Allongée, le corps planté d’aiguilles, je me laisse porter par la musique ambiante.  Les yeux fermés, je fais le vide.  Progressivement, elle entre en moi.  Je la laisse faire son chemin.  Sur la toile de mes paupières closes, je regarde le film qu’elle joue pour moi.  Mon imaginaire se laisse libre cours au rythme de cette mélodie.  Ce film est le mien car cette musique est le réalisateur de cette vie connue de moi seule.   Pas de jugement, pas de masque simplement une musique qui se fait le véhicule de mes émotions, de mes sentiments les plus intimes. La vie comme je voudrais l’exprimer dans toute la réalité de qui je suis.  Sans trahison, sans filtre.  Pour l’avoir essayé à maintes reprises, je n’entrevois que le silence de cette cabine et la sincérité de cette musique pour ne pas la déformer, pour pouvoir l’exprimer pleinement.

La vie celle qui est mienne derrière le masque des apparences, sans le filtre déformant des convenances et du vernis.  Un moment de sincérité qui n’appartient qu’à moi et que je souhaiterais pourtant connu de tous.

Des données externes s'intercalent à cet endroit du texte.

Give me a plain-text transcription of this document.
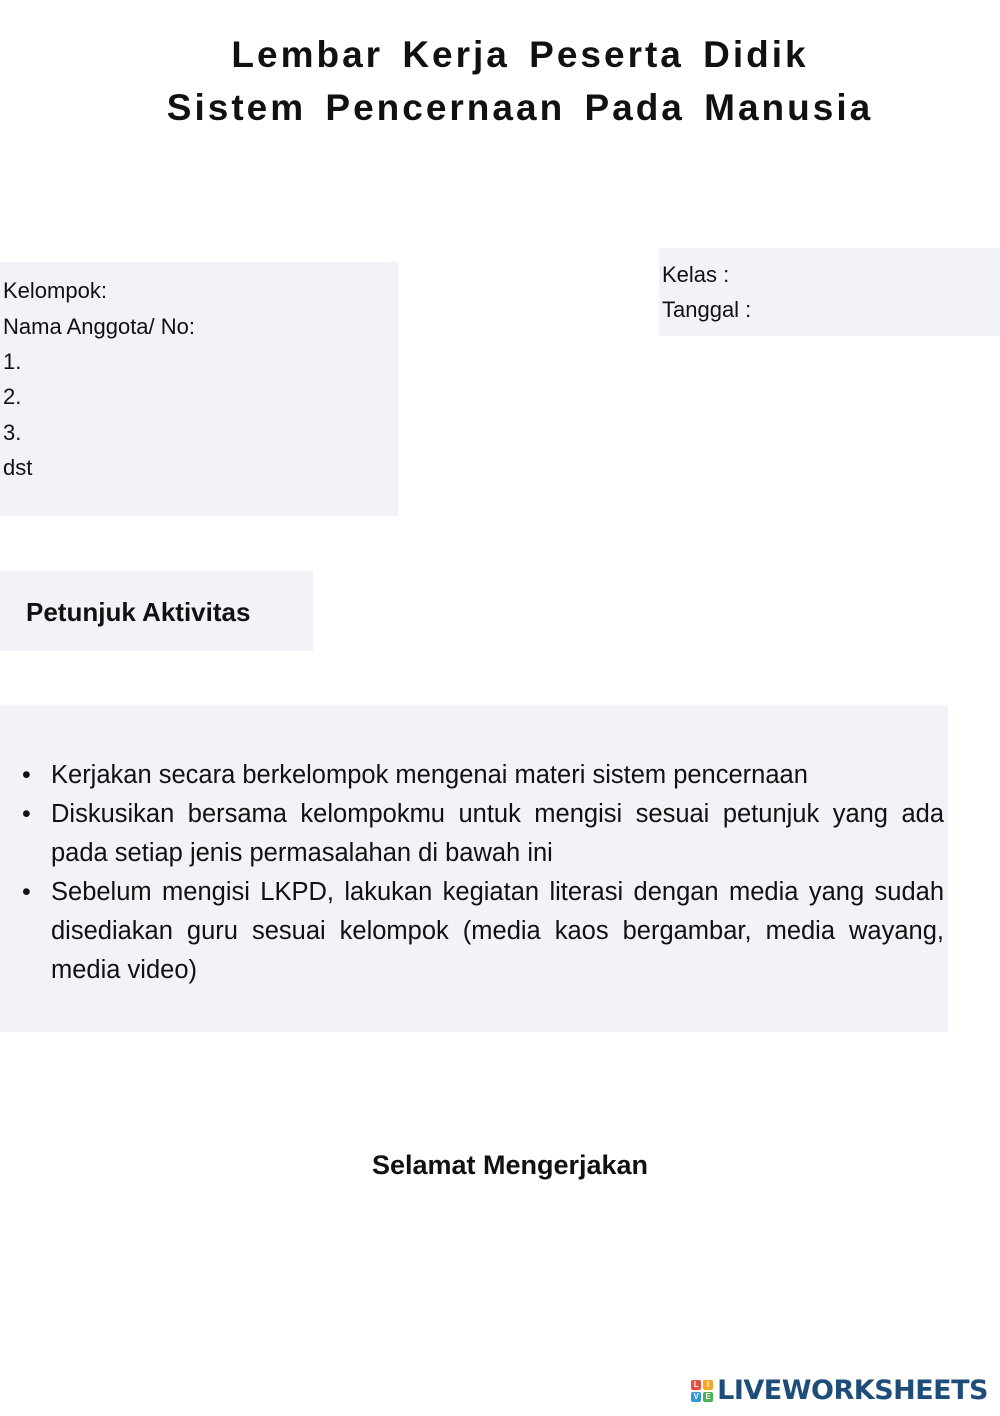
Lembar Kerja Peserta Didik
Sistem Pencernaan Pada Manusia
Kelompok:
Nama Anggota/ No:
1.
2.
3.
dst
Kelas :
Tanggal :
Petunjuk Aktivitas
• Kerjakan secara berkelompok mengenai materi sistem pencernaan
• Diskusikan bersama kelompokmu untuk mengisi sesuai petunjuk yang ada pada setiap jenis permasalahan di bawah ini
• Sebelum mengisi LKPD, lakukan kegiatan literasi dengan media yang sudah disediakan guru sesuai kelompok (media kaos bergambar, media wayang, media video)
Selamat Mengerjakan
L	I
V E LIVEWORKSHEETS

Il semble pourtant que le seul viatique dans notre société soit le camouflage, le port du masque obligatoire alors même que d’aucun s’insurge contre le port du voile propre à dissimuler votre identité.

Le masque.  Pour certains, il s’agit d’un vernis qui les rendra plus brillants, plus à leur avantage aux yeux de la société.  Pour d’autres, il est question d’une protection face aux attaques d’un monde sans scrupules qui craint comme la peste ces gens empreints de sincérité qu’ils taxent de marginaux.  On ne s’attaque pas aux convenances.  Il ne faut surtout pas déranger l’ordre établi.  Si certains y trouvent leur intérêt sans en souffrir en apparence, les autres se maintiennent la tête hors de l’eau entre deux apnées infligées par un nécessaire ressourcement.  Les plus téméraires se hasardent à évoluer dans l’expression sincère de qui ils sont. Sans fards. Nus. Offerts.      

Qui sont ces personnes qui bouleversent le monde des apparences ? Des fous ? Des inconscients ? Des trublions propres à chambouler l’ordre établi ? Si certains se moquent des jugements et quolibets, d’autres paient chèrement le prix de leur authenticité.